Que personne ne s’y trompe : nous ne sommes pas ici pour glorifier
la guerre et les guerriers. Nous honorons des citoyens, des
citoyens pris dans la tourmente de l’histoire, des citoyens-soldats.
La guerre est une calamité et le XXème siècle, plus qu’aucun
autre siècle, a marqué une rupture et une plongée dans l’horreur
commencée en juillet 1914. Nous, qui avons la chance de connaître
la paix sur le territoire national depuis 1962, nous ne devons
pas jeter un voile d’incompréhension, de mépris ou d’ignorance
sur ces hommes, ces citoyens qui ont fait leur devoir en étant
des soldats-citoyens.
Le destin tragique de l’humanité, c’est bien de devoir faire
la guerre. Faire la guerre sans la vouloir. Faire la guerre
sans l’aimer, c’est le sort tragique du soldat-citoyen.
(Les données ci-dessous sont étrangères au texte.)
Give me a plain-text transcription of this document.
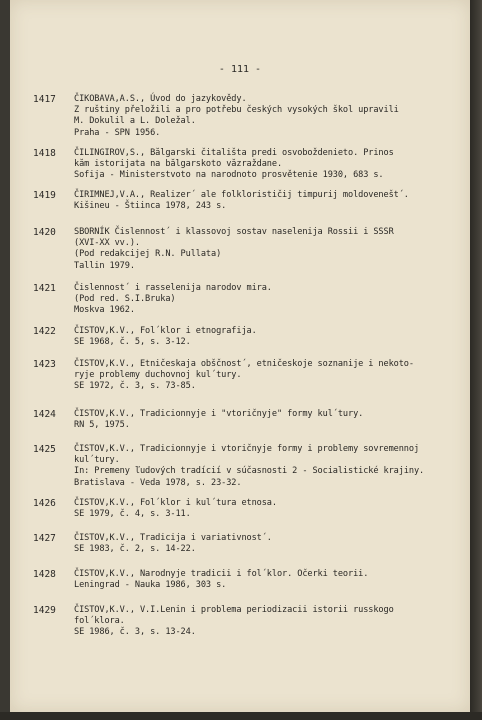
- 111 -
1417 ČIKOBAVA,A.S., Úvod do jazykovědy.
Z ruštiny přeložili a pro potřebu českých vysokých škol upravili
M. Dokulil a L. Doležal.
Praha - SPN 1956.
1418 ČILINGIROV,S., Bălgarski čitališta predi osvoboždenieto. Prinos
kăm istorijata na bălgarskoto văzraždane.
Sofija - Ministerstvoto na narodnoto prosvětenie 1930, 683 s.
1419 ČIRIMNEJ,V.A., Realizer´ ale folklorističij timpurij moldovenešt´.
Kišineu - Štiinca 1978, 243 s.
1420 SBORNÍK Čislennost´ i klassovoj sostav naselenija Rossii i SSSR
(XVI-XX vv.).
(Pod redakcijej R.N. Pullata)
Tallin 1979.
1421 Čislennost´ i rasselenija narodov mira.
(Pod red. S.I.Bruka)
Moskva 1962.
1422 ČISTOV,K.V., Fol´klor i etnografija.
SE 1968, č. 5, s. 3-12.
1423 ČISTOV,K.V., Etničeskaja obščnost´, etničeskoje soznanije i nekoto-
ryje problemy duchovnoj kul´tury.
SE 1972, č. 3, s. 73-85.
1424 ČISTOV,K.V., Tradicionnyje i "vtoričnyje" formy kul´tury.
RN 5, 1975.
1425 ČISTOV,K.V., Tradicionnyje i vtoričnyje formy i problemy sovremennoj
kul´tury.
In: Premeny ľudových tradícií v súčasnosti 2 - Socialistické krajiny.
Bratislava - Veda 1978, s. 23-32.
1426 ČISTOV,K.V., Fol´klor i kul´tura etnosa.
SE 1979, č. 4, s. 3-11.
1427 ČISTOV,K.V., Tradicija i variativnost´.
SE 1983, č. 2, s. 14-22.
1428 ČISTOV,K.V., Narodnyje tradicii i fol´klor. Očerki teorii.
Leningrad - Nauka 1986, 303 s.
1429 ČISTOV,K.V., V.I.Lenin i problema periodizacii istorii russkogo
fol´klora.
SE 1986, č. 3, s. 13-24.
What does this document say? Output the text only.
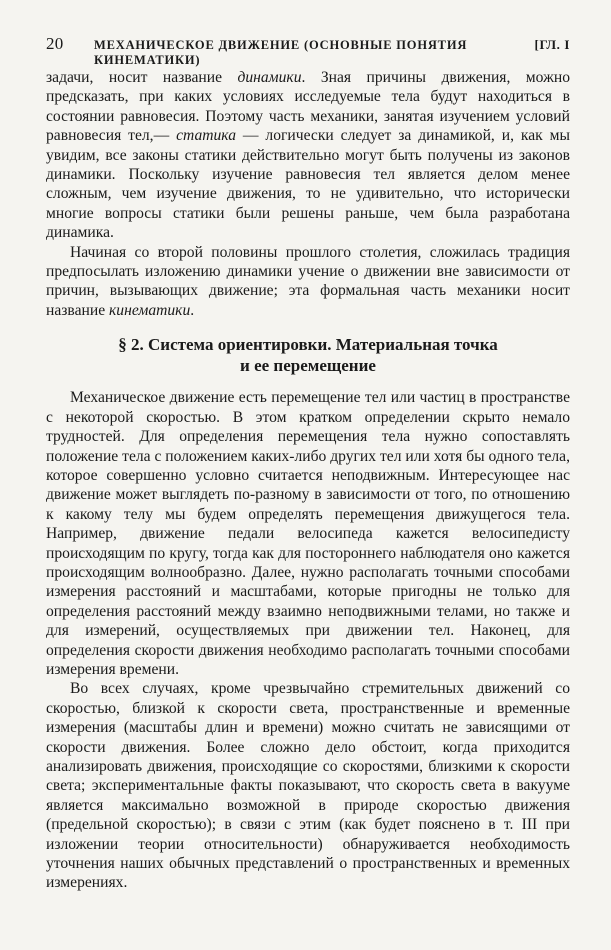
20	МЕХАНИЧЕСКОЕ ДВИЖЕНИЕ (ОСНОВНЫЕ ПОНЯТИЯ КИНЕМАТИКИ)
[ГЛ. I

задачи, носит название динамики. Зная причины движения, можно предсказать, при каких условиях исследуемые тела будут находиться в состоянии равновесия. Поэтому часть механики, занятая изучением условий равновесия тел,— статика — логически следует за динамикой, и, как мы увидим, все законы статики действительно могут быть получены из законов динамики. Поскольку изучение равновесия тел является делом менее сложным, чем изучение движения, то не удивительно, что исторически многие вопросы статики были решены раньше, чем была разработана динамика.

Начиная со второй половины прошлого столетия, сложилась традиция предпосылать изложению динамики учение о движении вне зависимости от причин, вызывающих движение; эта формальная часть механики носит название кинематики.

§ 2. Система ориентировки. Материальная точка
и ее перемещение

Механическое движение есть перемещение тел или частиц в пространстве с некоторой скоростью. В этом кратком определении скрыто немало трудностей. Для определения перемещения тела нужно сопоставлять положение тела с положением каких-либо других тел или хотя бы одного тела, которое совершенно условно считается неподвижным. Интересующее нас движение может выглядеть по-разному в зависимости от того, по отношению к какому телу мы будем определять перемещения движущегося тела. Например, движение педали велосипеда кажется велосипедисту происходящим по кругу, тогда как для постороннего наблюдателя оно кажется происходящим волнообразно. Далее, нужно располагать точными способами измерения расстояний и масштабами, которые пригодны не только для определения расстояний между взаимно неподвижными телами, но также и для измерений, осуществляемых при движении тел. Наконец, для определения скорости движения необходимо располагать точными способами измерения времени.

Во всех случаях, кроме чрезвычайно стремительных движений со скоростью, близкой к скорости света, пространственные и временные измерения (масштабы длин и времени) можно считать не зависящими от скорости движения. Более сложно дело обстоит, когда приходится анализировать движения, происходящие со скоростями, близкими к скорости света; экспериментальные факты показывают, что скорость света в вакууме является максимально возможной в природе скоростью движения (предельной скоростью); в связи с этим (как будет пояснено в т. III при изложении теории относительности) обнаруживается необходимость уточнения наших обычных представлений о пространственных и временных измерениях.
En quelques semaines, la guerre s’est imposée aux nations
d’Europe et au monde comme un engrenage. Des millions de français
ont été mobilisés, ont quitté le champ, l’usine ou le bureau,
ont quitté leur famille pour aller combattre, persuadés d’être
de retour avant l’hiver, persuadés de revenir vainqueurs après
quelques manœuvres. Mais le piège de la première guerre mondiale-
de la première guerre industrielle- s’est refermé sur eux
pendant quatre longues années de cauchemar, dans la boue des
tranchées.
Notre
concitoyen du Kremlin-Bicêtre, Lazare Ponticelli a connu un
sort un peu différent. Il était italien vivant en France depuis
1907. Dès le mois d’août, il s’est engagé à 17 ans avec son
frère, pour défendre comme il dit « le pays qui l’a accueilli
». Il a voulu s’engager, il a même insisté. Car son pays était
désormais la France et par sa décision il signait un pacte
d’honneur avec notre pays. Il s’est donc engagé dans la Légion
Etrangère avec laquelle il a combattu d’abord à Soissons puis
à Verdun jusqu’au printemps 1915, date d’entrée en guerre
de l’Italie aux côtés des Alliés. Après avoir tenté d’être
remobilisé par l’armée française, il finit par rejoindre contre
son gré l’armée italienne pour combattre les Autrichiens dans
les Alpes. Sous l’uniforme italien, il témoignera aussi à
plusieurs reprises de son héroïsme.
Lazare, votre destin est magnifique. Vous illustrez plus qu’aucun
autre l’ouverture de notre nation sur le monde et son attraction.
Beaucoup de gens qui naissent Français ne mesurent pas toujours
le sens et la portée de l’appartenance à une nation.
Comme tous ceux qui ont choisi d’être français, votre parcours
met mieux en évidence le sens de cette idée. Dans les circonstances
terribles de la Première Guerre mondiale, bien avant d’être
naturalisé, vous avez par votre engagement choisi d’être Français.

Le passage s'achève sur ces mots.